Finding Freedom

January 23 11:30 am – 12:30 pm

Mayser Gymnasium

  • Sonya Clark

Sonya Clark
Artist and Professor of Art and the History of Art, Amherst College

American artist Sonya Clark’s (American, b. 1967) mixed media works use everyday objects to address tangled histories, cultural heritage, and race. Recently, Clark has turned her attention to creating installations that coincide with national conversations about racism and violence and who “owns” history in the United States. To that end, the Phillips Museum of Art is delighted to present Sonya Clark’s new site-specific installation Sonya Clark: Finding Freedom which highlights Lancaster as a location along the Underground Railroad and the use of the night sky, specifically the Big Dipper constellation, to orient those seeking freedom. 

Sonya Clark is a Professor of Art and the History of Art at Amherst College in Massachusetts and was a Distinguished Research Fellow in the School of the Arts at Virginia Commonwealth University. She earned an MFA from Cranbrook Academy of Art, a BFA from the School of the Art Institute of Chicago, and a BA from Amherst College where she also received an honorary doctorate in 2015. Her work has been exhibited in over 350 museums and galleries in the Americas, Africa, Asia, Europe, and Australia. She is the recipient of a United States Artist Fellowship, a Pollock Krasner award, an1858 Prize, and an Anonymous Was a Woman Award.

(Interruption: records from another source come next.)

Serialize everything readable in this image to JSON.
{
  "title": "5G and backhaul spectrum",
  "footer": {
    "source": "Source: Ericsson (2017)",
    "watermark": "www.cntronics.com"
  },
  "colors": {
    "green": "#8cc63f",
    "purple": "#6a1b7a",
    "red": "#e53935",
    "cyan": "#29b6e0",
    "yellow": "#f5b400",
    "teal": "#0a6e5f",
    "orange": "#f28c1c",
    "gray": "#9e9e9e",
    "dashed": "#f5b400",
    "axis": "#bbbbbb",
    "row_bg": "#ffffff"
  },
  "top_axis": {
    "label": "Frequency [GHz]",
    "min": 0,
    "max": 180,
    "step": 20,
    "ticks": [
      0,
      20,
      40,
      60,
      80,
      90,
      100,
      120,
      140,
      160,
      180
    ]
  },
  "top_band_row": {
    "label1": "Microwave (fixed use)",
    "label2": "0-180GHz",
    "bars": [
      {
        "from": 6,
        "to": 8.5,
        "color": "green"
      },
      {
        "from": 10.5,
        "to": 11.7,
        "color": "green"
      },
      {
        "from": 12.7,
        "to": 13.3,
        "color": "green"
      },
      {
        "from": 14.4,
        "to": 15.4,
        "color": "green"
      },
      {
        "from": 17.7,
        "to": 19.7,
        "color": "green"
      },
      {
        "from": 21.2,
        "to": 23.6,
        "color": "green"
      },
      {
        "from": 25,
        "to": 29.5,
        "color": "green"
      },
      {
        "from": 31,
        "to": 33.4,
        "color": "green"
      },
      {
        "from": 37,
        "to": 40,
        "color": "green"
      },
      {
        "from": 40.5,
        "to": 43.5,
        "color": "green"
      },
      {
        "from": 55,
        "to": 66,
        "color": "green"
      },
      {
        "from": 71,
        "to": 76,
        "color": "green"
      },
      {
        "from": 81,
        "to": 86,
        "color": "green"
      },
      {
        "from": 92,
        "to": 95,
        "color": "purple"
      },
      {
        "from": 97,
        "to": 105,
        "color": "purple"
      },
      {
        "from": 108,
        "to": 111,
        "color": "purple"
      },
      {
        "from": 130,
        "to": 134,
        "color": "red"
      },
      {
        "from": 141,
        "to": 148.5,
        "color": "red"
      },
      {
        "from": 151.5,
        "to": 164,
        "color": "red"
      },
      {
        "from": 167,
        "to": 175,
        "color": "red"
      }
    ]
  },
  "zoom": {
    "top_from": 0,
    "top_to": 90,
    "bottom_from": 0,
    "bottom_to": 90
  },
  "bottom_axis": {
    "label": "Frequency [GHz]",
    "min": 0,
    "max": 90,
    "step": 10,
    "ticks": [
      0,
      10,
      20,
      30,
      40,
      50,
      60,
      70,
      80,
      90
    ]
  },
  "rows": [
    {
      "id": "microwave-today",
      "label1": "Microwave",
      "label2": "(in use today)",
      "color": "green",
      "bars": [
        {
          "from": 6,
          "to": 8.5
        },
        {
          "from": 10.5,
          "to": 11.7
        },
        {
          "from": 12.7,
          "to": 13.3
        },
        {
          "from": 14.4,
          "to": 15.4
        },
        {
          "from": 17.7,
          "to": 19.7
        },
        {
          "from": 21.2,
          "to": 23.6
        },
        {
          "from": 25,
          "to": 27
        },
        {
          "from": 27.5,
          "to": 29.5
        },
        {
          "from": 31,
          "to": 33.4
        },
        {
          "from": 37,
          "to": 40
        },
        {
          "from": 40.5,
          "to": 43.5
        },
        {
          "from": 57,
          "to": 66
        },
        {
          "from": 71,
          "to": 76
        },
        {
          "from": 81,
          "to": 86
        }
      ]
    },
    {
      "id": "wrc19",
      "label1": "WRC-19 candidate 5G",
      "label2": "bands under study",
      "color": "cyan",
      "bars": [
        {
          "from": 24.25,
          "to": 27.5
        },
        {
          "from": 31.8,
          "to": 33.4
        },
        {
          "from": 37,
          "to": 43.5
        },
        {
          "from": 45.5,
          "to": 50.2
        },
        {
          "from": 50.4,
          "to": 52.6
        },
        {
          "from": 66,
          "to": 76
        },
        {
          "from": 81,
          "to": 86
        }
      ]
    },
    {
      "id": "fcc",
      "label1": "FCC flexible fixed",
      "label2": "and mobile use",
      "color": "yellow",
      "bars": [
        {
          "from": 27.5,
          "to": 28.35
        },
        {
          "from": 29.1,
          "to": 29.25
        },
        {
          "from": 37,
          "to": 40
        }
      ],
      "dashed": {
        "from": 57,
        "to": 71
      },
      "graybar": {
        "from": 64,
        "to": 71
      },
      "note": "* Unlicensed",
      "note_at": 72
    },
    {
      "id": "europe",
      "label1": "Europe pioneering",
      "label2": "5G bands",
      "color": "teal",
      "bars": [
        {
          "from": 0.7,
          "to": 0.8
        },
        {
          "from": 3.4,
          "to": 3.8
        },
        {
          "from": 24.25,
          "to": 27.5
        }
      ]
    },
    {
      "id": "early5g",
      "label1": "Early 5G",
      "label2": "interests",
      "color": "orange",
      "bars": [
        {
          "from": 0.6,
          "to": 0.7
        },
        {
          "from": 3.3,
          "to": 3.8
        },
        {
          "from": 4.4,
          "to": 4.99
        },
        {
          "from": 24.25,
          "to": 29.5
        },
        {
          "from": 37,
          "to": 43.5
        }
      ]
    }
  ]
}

This event was proposed by Amy Moorefield and is sponsored by the Richard C. von Hess Foundation Collaborative Residency in Art History; F&M Art & Art History Department; Conrad Nelson Speaker Fund; F&M Humanities Initiative; F&M Ware College House; F&M Africana Studies program; F&M Economics Department Initiative in inequality, poverty, power, and social justice; African American Historical Society of South Central Pennsylvania; and the Phillips Museum of Art.
Common Hour enables the entire Franklin & Marshall College community to gather for culturally and academically enriching events at midday each Thursday during the academic year. This opportunity to engage in a campus-wide dialogue originates with Common Hour and then extends beyond the confines of 11:30 a.m.-12:30 p.m. into classrooms, house commons, dining halls and beyond.